Uproar over UAE Controlling Ports Continues on Capitol Hill (2:26)
The uproar from both Democratic and Republican officials over a company based in the United Arab Emirates managing US ports continues. The White House is working to calm Congressional members by conducting briefings, trying to assure Congress that the program is secure. Leigh Ann Caldwell has more from Capitol Hill.

Critics Say Politicians Using Port Issue to Demonize Arabs (2:34)
As local, state and federal lawmakers from both parties are saying that the Bush administration may be placing the country at risk by allowing the transfer of ports to a company based in the United Arab Emirates, that up until now are managed by a British company. But some critics say that lawmakers are using the controversy to make Arabs synonymous with terrorism. We’re joined on the line by Rabiah Amhed with Council on American-Islamic Relations.

2 Day Sri Lankan Peace Talks Begin Today (1:47)
Sri Lanka marks the fourth anniversary of its ceasefire with peace talks mediated by Switzerland and Norway. The truce has paved the way for a recovery in Sri Lanka’s $20 billion economy, which has expanded in every subsequent quarter. The country’s progress toward a peace settlement is a condition set by donor countries, including the U.S. and Norway, for providing $4.5 billion in aid. Ponniah Manikavaasagam has more.

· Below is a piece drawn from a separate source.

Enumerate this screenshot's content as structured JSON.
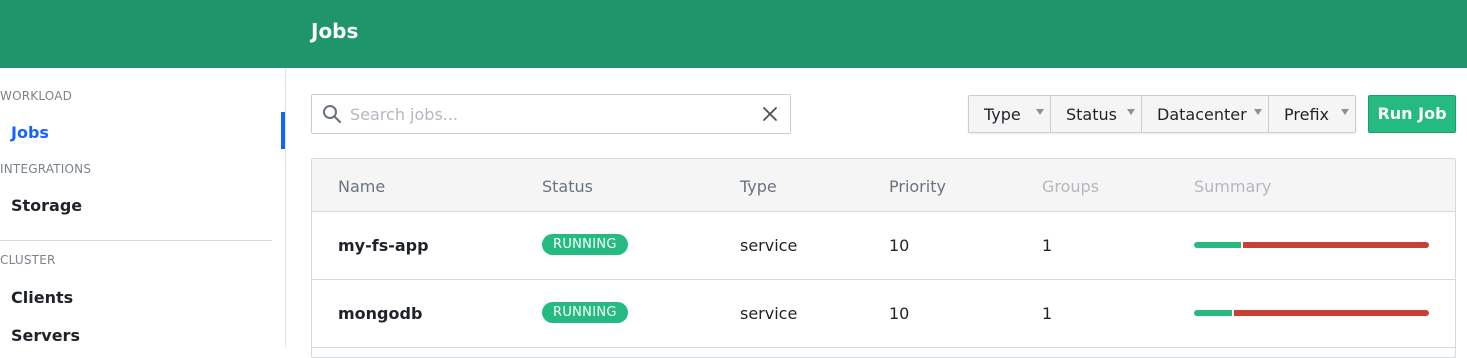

Housing Authority of New Orleans Creates New Rules (3:40)
The Housing Authority of New Orleans put forth new rules this week, defining who can return to the city’s housing developments. Six months after Hurricane Katrina, only a small number of housing development residents have been allowed back, and critics say that the Housing Authority isn’t working hard enough to bring back the people who it served. FSRN’s Christian Roselund is in New Orleans, and spoke with public housing residents.

Solidarity Groups Weigh In On Move to Suspend Funding to Palestine (4:16)
The Palestinian solidarity movement is concerned at the growing number of calls by US Congress-members and their European allies to suspend financial aid to Palestine. Groups are now calling for an end to Israel’s occupation of Palestine and for the international community to respect the democratic process which led to Hamas’ recent victory in the Palestinian Legislative Council. DC Radio Coop’s Ryme Katkhouda has more from Washington DC.

Biodisel Production Alternative to Oil Addiction (4:23)
The idea that farmers could produce the fuel we use to drive our cars and heat our homes, effectively putting oil barons out of business; has been germinating since the 1970s energy crisis. Three decades later, an ongoing war in Iraq, disasters from global warming and $3 a gallon gasoline prices, may see homegrown biodiesel production finally take root. Following Minnesota’s lead, Washington State is advancing alternative energy bills that would provide loans for growing biodiesel crops and mandate biodiesel and ethanol fuel standards. Martha Baskin has our story.